Bang goes the literary canon

Unpacking the role of the literary canon in English studies

Whether you’re a student, alum or professor, the literary canon can significantly affect your learning at university, and beyond. Maria Ireta Gordon/Argosy

Bookworms everywhere will agree that literature shapes us into the people that we are, from picture books to the novels that fill our shelves today. While everyone’s taste in books may differ, it is likely that our libraries are more similar than we realize. In fact, I’m sure that if you pluck five people off Main Street, put them in a room together and tell them to discuss the books they read in school, they will have plenty to talk about.

If you haven’t figured it out already, I am talking about the literary canon; a rotating group of texts and writers that are said to be the most important in their respective time period or genre. While the literary canon has arguably affected everyone in some shape or form, it has especially impacted those involved in English literature. Students and educators in English all have close yet varied relationships to the literary canon, which influence their careers and educations.

I sat down with Karen Bamford, a professor in the Mt. A English department. Some of her teaching and research areas involve Shakespeare, gender and drama in the Modern and Renaissance periods. Bamford said that she had to be very selective about what materials she put on the course syllabus for her current women’s literature course due to the time constraints of the semester. She said this was “hard because there are so many wonderful books.” On the choices she ultimately made, Bamford said, “I wanted to make sure the students had Toni Morrison’s Beloved, an African-American writer who addresses important issues of race relations; Margaret Atwood’s Handmaid’s Tale, because Atwood writes about issues that are very much in the news right now; and then Virginia Woolf, who is so important to the tradition of women’s writing in the 20th century.”

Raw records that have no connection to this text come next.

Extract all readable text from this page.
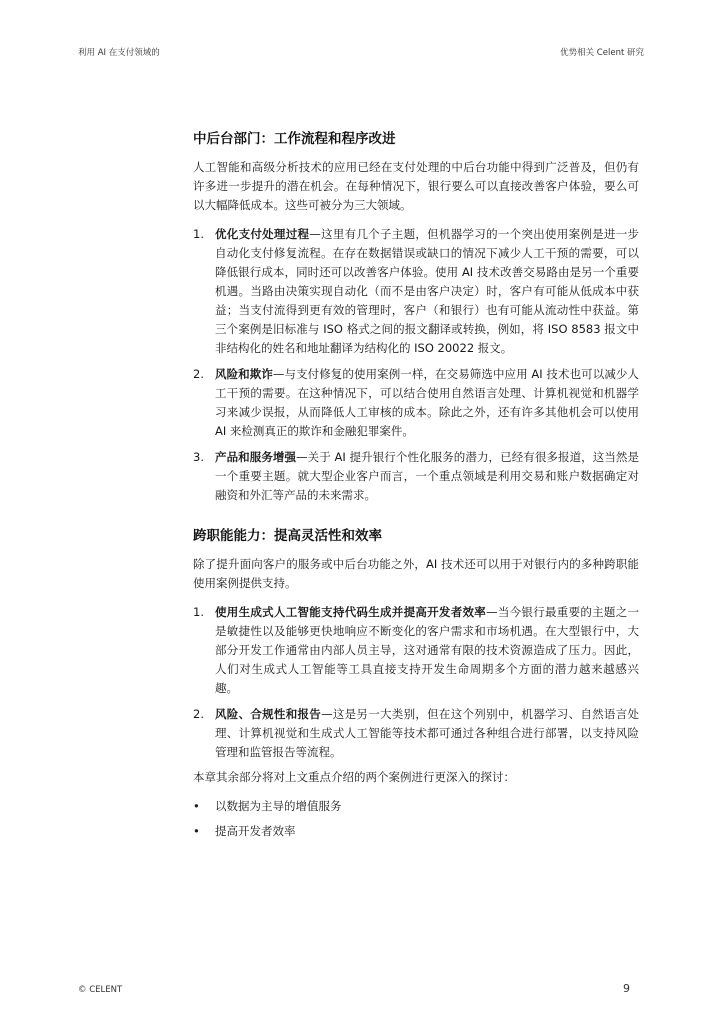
利用 AI 在支付领域的	优势相关 Celent 研究
中后台部门：工作流程和程序改进

人工智能和高级分析技术的应用已经在支付处理的中后台功能中得到广泛普及，但仍有许多进一步提升的潜在机会。在每种情况下，银行要么可以直接改善客户体验，要么可以大幅降低成本。这些可被分为三大领域。

1. 优化支付处理过程—这里有几个子主题，但机器学习的一个突出使用案例是进一步自动化支付修复流程。在存在数据错误或缺口的情况下减少人工干预的需要，可以降低银行成本，同时还可以改善客户体验。使用 AI 技术改善交易路由是另一个重要机遇。当路由决策实现自动化（而不是由客户决定）时，客户有可能从低成本中获益；当支付流得到更有效的管理时，客户（和银行）也有可能从流动性中获益。第三个案例是旧标准与 ISO 格式之间的报文翻译或转换，例如，将 ISO 8583 报文中非结构化的姓名和地址翻译为结构化的 ISO 20022 报文。
2. 风险和欺诈—与支付修复的使用案例一样，在交易筛选中应用 AI 技术也可以减少人工干预的需要。在这种情况下，可以结合使用自然语言处理、计算机视觉和机器学习来减少误报，从而降低人工审核的成本。除此之外，还有许多其他机会可以使用 AI 来检测真正的欺诈和金融犯罪案件。
3. 产品和服务增强—关于 AI 提升银行个性化服务的潜力，已经有很多报道，这当然是一个重要主题。就大型企业客户而言，一个重点领域是利用交易和账户数据确定对融资和外汇等产品的未来需求。
跨职能能力：提高灵活性和效率

除了提升面向客户的服务或中后台功能之外，AI 技术还可以用于对银行内的多种跨职能使用案例提供支持。

1. 使用生成式人工智能支持代码生成并提高开发者效率—当今银行最重要的主题之一是敏捷性以及能够更快地响应不断变化的客户需求和市场机遇。在大型银行中，大部分开发工作通常由内部人员主导，这对通常有限的技术资源造成了压力。因此，人们对生成式人工智能等工具直接支持开发生命周期多个方面的潜力越来越感兴趣。
2. 风险、合规性和报告—这是另一大类别，但在这个列别中，机器学习、自然语言处理、计算机视觉和生成式人工智能等技术都可通过各种组合进行部署，以支持风险管理和监管报告等流程。

本章其余部分将对上文重点介绍的两个案例进行更深入的探讨：

• 以数据为主导的增值服务
• 提高开发者效率
© CELENT	9
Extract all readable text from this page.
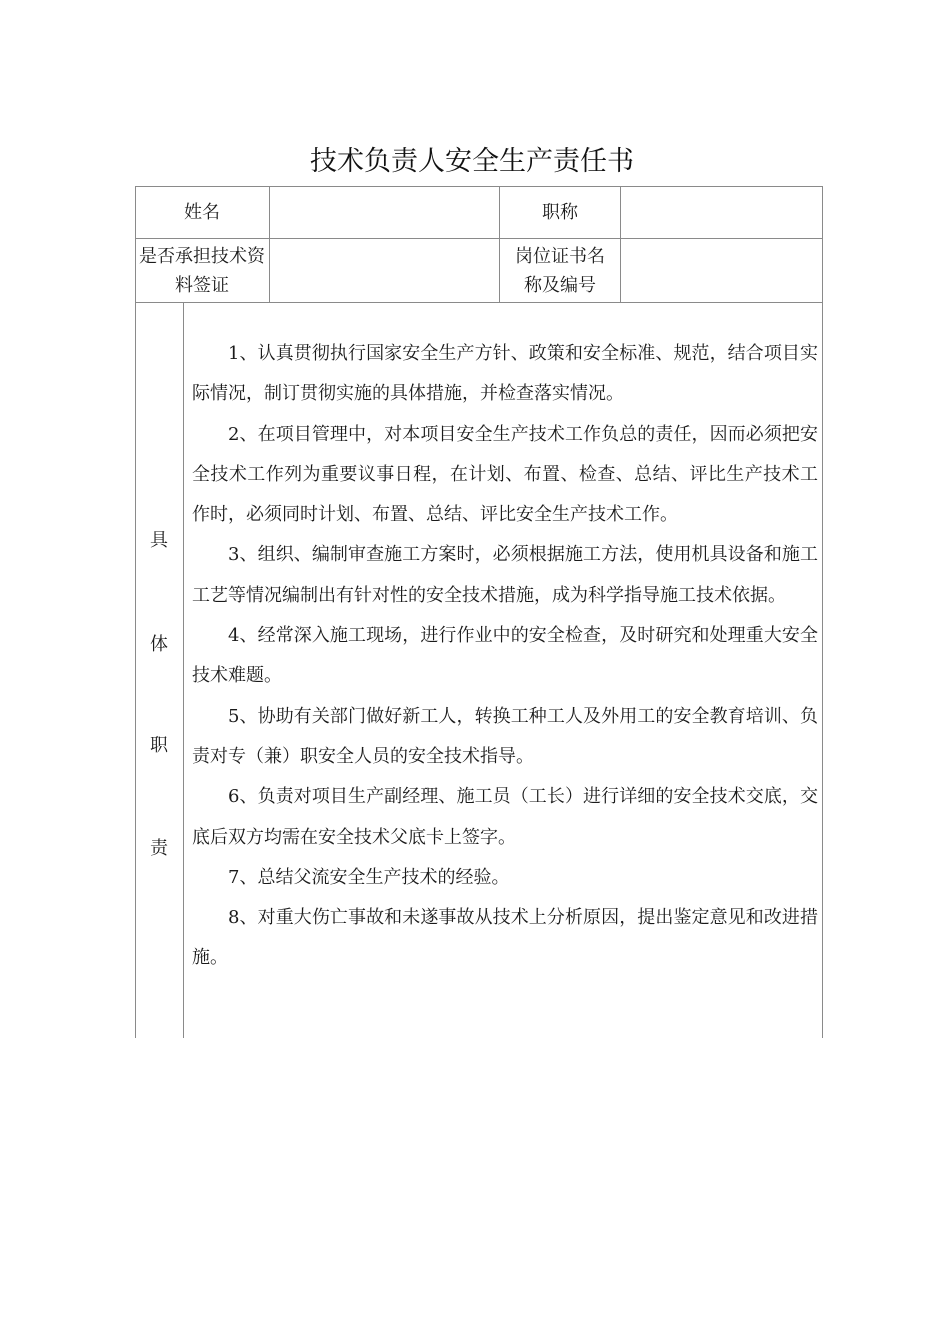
技术负责人安全生产责任书
姓名	职称
是否承担技术资料签证
岗位证书名称及编号
具
体
职
责

1、认真贯彻执行国家安全生产方针、政策和安全标准、规范，结合项目实际情况，制订贯彻实施的具体措施，并检查落实情况。

2、在项目管理中，对本项目安全生产技术工作负总的责任，因而必须把安全技术工作列为重要议事日程，在计划、布置、检查、总结、评比生产技术工作时，必须同时计划、布置、总结、评比安全生产技术工作。

3、组织、编制审查施工方案时，必须根据施工方法，使用机具设备和施工工艺等情况编制出有针对性的安全技术措施，成为科学指导施工技术依据。

4、经常深入施工现场，进行作业中的安全检查，及时研究和处理重大安全技术难题。

5、协助有关部门做好新工人，转换工种工人及外用工的安全教育培训、负责对专（兼）职安全人员的安全技术指导。

6、负责对项目生产副经理、施工员（工长）进行详细的安全技术交底，交底后双方均需在安全技术父底卡上签字。

7、总结父流安全生产技术的经验。

8、对重大伤亡事故和未遂事故从技术上分析原因，提出鉴定意见和改进措施。
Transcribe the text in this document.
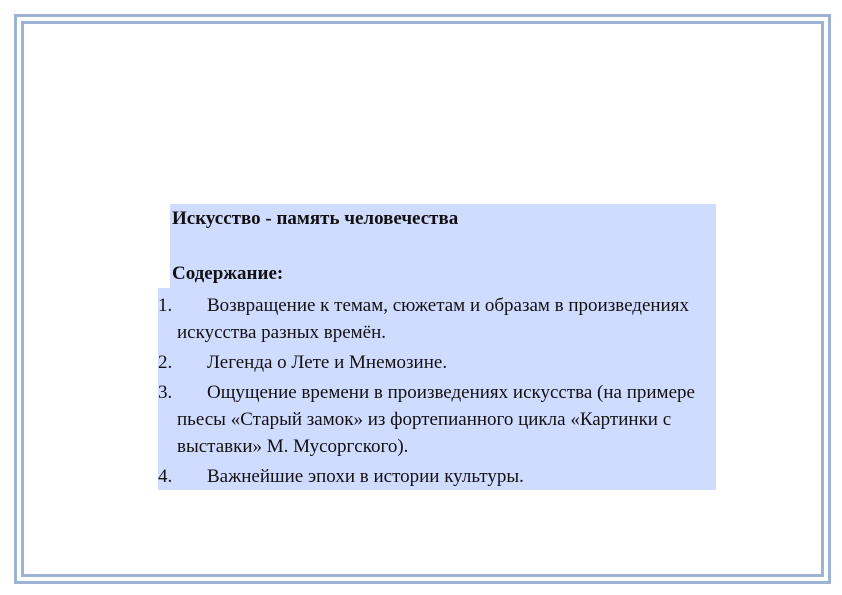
Искусство - память человечества
Содержание:
1.	Возвращение к темам, сюжетам и образам в произведениях искусства разных времён.
2.	Легенда о Лете и Мнемозине.
3.	Ощущение времени в произведениях искусства (на примере пьесы «Старый замок» из фортепианного цикла «Картинки с выставки» М. Мусоргского).
4.	Важнейшие эпохи в истории культуры.
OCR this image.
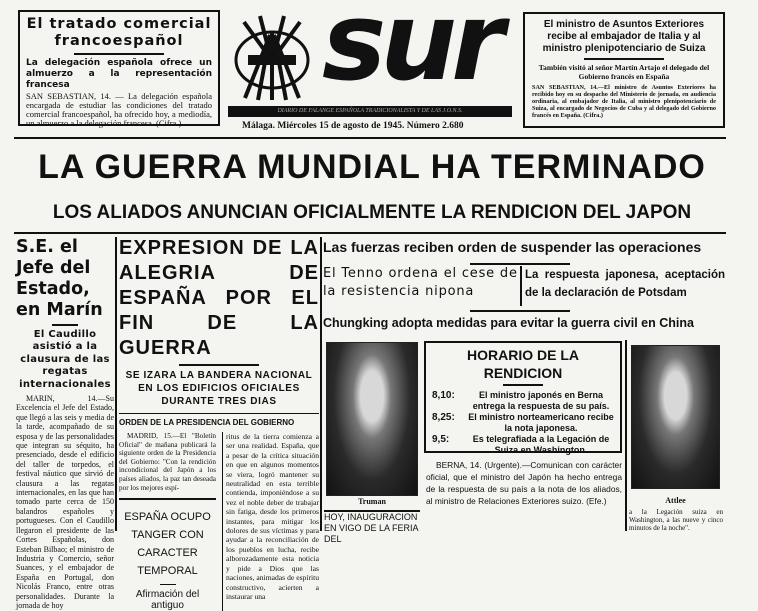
El tratado comercial francoespañol
La delegación española ofrece un almuerzo a la representación francesa
SAN SEBASTIAN, 14. — La delegación española encargada de estudiar las condiciones del tratado comercial francoespañol, ha ofrecido hoy, a mediodía, un almuerzo a la delegación francesa. (Cifra.)
sur
DIARIO DE FALANGE ESPAÑOLA TRADICIONALISTA Y DE LAS J.O.N.S.
Málaga. Miércoles 15 de agosto de 1945. Número 2.680
El ministro de Asuntos Exteriores recibe al embajador de Italia y al ministro plenipotenciario de Suiza
También visitó al señor Martín Artajo el delegado del Gobierno francés en España
SAN SEBASTIAN, 14.—El ministro de Asuntos Exteriores ha recibido hoy en su despacho del Ministerio de jornada, en audiencia ordinaria, al embajador de Italia, al ministro plenipotenciario de Suiza, al encargado de Negocios de Cuba y al delegado del Gobierno francés en España. (Cifra.)
LA GUERRA MUNDIAL HA TERMINADO
LOS ALIADOS ANUNCIAN OFICIALMENTE LA RENDICION DEL JAPON
S.E. el Jefe del Estado, en Marín
El Caudillo asistió a la clausura de las regatas internacionales
MARIN, 14.—Su Excelencia el Jefe del Estado, que llegó a las seis y media de la tarde, acompañado de su esposa y de las personalidades que integran su séquito, ha presenciado, desde el edificio del taller de torpedos, el festival náutico que sirvió de clausura a las regatas internacionales, en las que han tomado parte cerca de 150 balandros españoles y portugueses. Con el Caudillo llegaron el presidente de las Cortes Españolas, don Esteban Bilbao; el ministro de Industria y Comercio, señor Suances, y el embajador de España en Portugal, don Nicolás Franco, entre otras personalidades. Durante la jornada de hoy
EXPRESION DE LA ALEGRIA DE ESPAÑA POR EL FIN DE LA GUERRA
SE IZARA LA BANDERA NACIONAL EN LOS EDIFICIOS OFICIALES DURANTE TRES DIAS
ORDEN DE LA PRESIDENCIA DEL GOBIERNO
MADRID, 15.—El "Boletín Oficial" de mañana publicará la siguiente orden de la Presidencia del Gobierno: "Con la rendición incondicional del Japón a los países aliados, la paz tan deseada por los mejores espí-
ESPAÑA OCUPO TANGER CON CARACTER TEMPORAL
Afirmación del antiguo
ritus de la tierra comienza a ser una realidad. España, que a pesar de la crítica situación en que en algunos momentos se viera, logró mantener su neutralidad en esta terrible contienda, imponiéndose a su vez el noble deber de trabajar sin fatiga, desde los primeros instantes, para mitigar los dolores de sus víctimas y para ayudar a la reconciliación de los pueblos en lucha, recibe alborozadamente esta noticia y pide a Dios que las naciones, animadas de espíritu constructivo, acierten a instaurar una
Las fuerzas reciben orden de suspender las operaciones
El Tenno ordena el cese de la resistencia nipona
La respuesta japonesa, aceptación de la declaración de Potsdam
Chungking adopta medidas para evitar la guerra civil en China
Truman
HOY, INAUGURACION EN VIGO DE LA FERIA DEL
HORARIO DE LA RENDICION
8,10:	El ministro japonés en Berna entrega la respuesta de su país.
8,25:	El ministro norteamericano recibe la nota japonesa.
9,5:	Es telegrafiada a la Legación de Suiza en Washington.
BERNA, 14. (Urgente).—Comunican con carácter oficial, que el ministro del Japón ha hecho entrega de la respuesta de su país a la nota de los aliados, al ministro de Relaciones Exteriores suizo. (Efe.)	Attlee
a la Legación suiza en Washington, a las nueve y cinco minutos de la noche".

Renée Belliveau, a Mt. A English alumna and 2017 masters of English graduate from the University of Waterloo, currently works in the Mt. A library in archives. “Graduate courses are much less standardized and therefore have more potential for variety,” she said when asked how her experience with the literary canon differed from her undergraduate program to her graduate program. “I took courses on the rhetoric of Indigenous treaties in Canada, on the representation of refugees in literature, and on Black print culture in the 19th century, to name a few.” Belliveau said that some of her courses were more focused on the canon than others, but that “Professors have more freedom to teach obscure texts.”

Andrea Beverley, a professor in both English and Canadian studies, has been at Mt. A since 2013. “Although I do think it’s neat to introduce students to texts that a lot of people have talked about as a way of bringing them into the conversation, I also think that it’s crucial to be troubling the categories we are working with,” she said.

Alex Duchemin, a fourth-year English student and hopeful future school teacher, will have had a lot of engagement with the literary canon in her education and throughout her future career. “I definitely want to choose children’s literature that doesn’t have misrepresentation of female and male roles,” she said. “I want kids to grow up thinking that they can do everything and I don’t want stories to create limitations for them.” What Duchemin touches on is important because the literary canon will significantly impact new generations of readers, and heavily influence their educational experiences.

It’s important not to see the literary canon as static. It can move and shift based on what students, educators and readers feel is important. As Bamford wisely said, “Canons are good starts, but the saddest thing would be if anyone was ever satisfied with the canon.… It should just be the start.”